Ilustrasi. Medcom.id
Ilustrasi. Medcom.id

Kampung Wani Covid-19 Dibentuk di Surabaya

Nasional Virus Korona
Antara • 25 Mei 2020 17:30
Surabaya: Kampung Wani Covid-19 mulai dibentuk di seluruh rukun warga (RW) se-Kota Surabaya, Jawa Timur, untuk membendung penyebaran dan penularan virus korona (covid-19).

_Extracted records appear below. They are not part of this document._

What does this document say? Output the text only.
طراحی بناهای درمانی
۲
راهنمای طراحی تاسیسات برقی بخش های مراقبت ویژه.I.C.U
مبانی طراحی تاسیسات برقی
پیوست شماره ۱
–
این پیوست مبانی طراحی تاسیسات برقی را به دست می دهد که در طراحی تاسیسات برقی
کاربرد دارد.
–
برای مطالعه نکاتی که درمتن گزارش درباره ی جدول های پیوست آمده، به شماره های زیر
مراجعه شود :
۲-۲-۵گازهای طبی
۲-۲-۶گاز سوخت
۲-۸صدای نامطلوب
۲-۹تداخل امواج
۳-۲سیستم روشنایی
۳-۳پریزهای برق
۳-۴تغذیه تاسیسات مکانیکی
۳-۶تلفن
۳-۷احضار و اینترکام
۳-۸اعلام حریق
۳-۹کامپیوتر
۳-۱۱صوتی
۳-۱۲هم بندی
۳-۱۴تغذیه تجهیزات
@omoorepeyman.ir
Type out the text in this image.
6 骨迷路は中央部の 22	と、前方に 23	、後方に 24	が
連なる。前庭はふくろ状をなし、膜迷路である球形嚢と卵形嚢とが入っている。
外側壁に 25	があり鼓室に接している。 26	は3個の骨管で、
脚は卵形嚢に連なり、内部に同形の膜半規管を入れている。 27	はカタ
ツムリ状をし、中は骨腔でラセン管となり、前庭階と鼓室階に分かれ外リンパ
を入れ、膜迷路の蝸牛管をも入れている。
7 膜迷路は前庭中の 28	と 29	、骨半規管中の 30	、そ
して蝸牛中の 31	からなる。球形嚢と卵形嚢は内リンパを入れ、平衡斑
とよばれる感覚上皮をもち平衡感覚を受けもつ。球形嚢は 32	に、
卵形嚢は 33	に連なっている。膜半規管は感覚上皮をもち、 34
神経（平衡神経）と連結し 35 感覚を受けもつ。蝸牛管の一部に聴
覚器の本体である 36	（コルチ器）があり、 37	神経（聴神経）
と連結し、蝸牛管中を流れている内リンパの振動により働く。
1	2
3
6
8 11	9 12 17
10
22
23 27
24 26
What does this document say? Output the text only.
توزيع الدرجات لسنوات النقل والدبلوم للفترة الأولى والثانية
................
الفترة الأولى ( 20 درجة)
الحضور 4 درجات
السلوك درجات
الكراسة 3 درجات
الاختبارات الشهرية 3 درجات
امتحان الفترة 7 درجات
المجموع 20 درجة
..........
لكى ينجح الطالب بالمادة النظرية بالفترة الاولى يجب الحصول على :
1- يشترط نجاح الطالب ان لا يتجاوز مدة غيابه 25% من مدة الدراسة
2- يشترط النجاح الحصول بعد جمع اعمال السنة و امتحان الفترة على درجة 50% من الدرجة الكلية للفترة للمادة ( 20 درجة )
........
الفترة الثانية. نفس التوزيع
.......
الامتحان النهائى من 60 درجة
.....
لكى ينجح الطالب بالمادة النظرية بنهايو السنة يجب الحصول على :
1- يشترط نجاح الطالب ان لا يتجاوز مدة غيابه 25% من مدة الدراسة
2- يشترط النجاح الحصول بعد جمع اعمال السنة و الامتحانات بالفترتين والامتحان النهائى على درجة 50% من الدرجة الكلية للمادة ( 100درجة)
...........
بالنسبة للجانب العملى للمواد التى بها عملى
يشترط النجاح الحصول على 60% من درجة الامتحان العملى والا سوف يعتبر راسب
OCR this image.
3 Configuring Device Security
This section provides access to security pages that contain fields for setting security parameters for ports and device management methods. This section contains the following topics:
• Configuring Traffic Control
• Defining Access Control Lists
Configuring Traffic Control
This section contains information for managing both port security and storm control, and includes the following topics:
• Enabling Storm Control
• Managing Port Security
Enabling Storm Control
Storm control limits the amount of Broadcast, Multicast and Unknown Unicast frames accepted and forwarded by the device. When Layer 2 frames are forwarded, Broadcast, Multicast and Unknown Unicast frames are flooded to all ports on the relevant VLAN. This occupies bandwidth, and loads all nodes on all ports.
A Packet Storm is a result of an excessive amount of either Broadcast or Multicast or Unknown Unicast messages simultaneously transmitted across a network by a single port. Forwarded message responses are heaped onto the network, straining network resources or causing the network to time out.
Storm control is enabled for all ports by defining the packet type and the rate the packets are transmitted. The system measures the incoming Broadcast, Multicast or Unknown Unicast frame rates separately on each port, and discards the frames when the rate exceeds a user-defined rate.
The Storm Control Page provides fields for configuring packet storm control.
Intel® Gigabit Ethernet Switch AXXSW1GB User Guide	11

Seluruh camat se-Kota Surabaya dikumpulkan dalam rapat koordinasi tersebut.
 
"Mulai hari ini seluruh camat dan kepala puskesmas se-Surabaya dikumpulkan membahas itu," kata Wakil Sekretaris Gugus Tugas Percepatan Penanganan Covid-19 Surabaya, Irvan Widyanto, seusai rapat dengan para camat dan kepala puskesmas di Pemkot Surabaya, Jatim, Senin, 25 Mei 2020.
 
Dia menjelaskan dalam rapat itu disosialisasikan tentang organisasi satgas tugas anggota Kampung Wani Covid-19. Dia berharap, surat keputusan (SK) telah dibuat oleh para camat dan disosialisasikan ke RW.

Bagaimana tanggapan anda mengenai artikel ini?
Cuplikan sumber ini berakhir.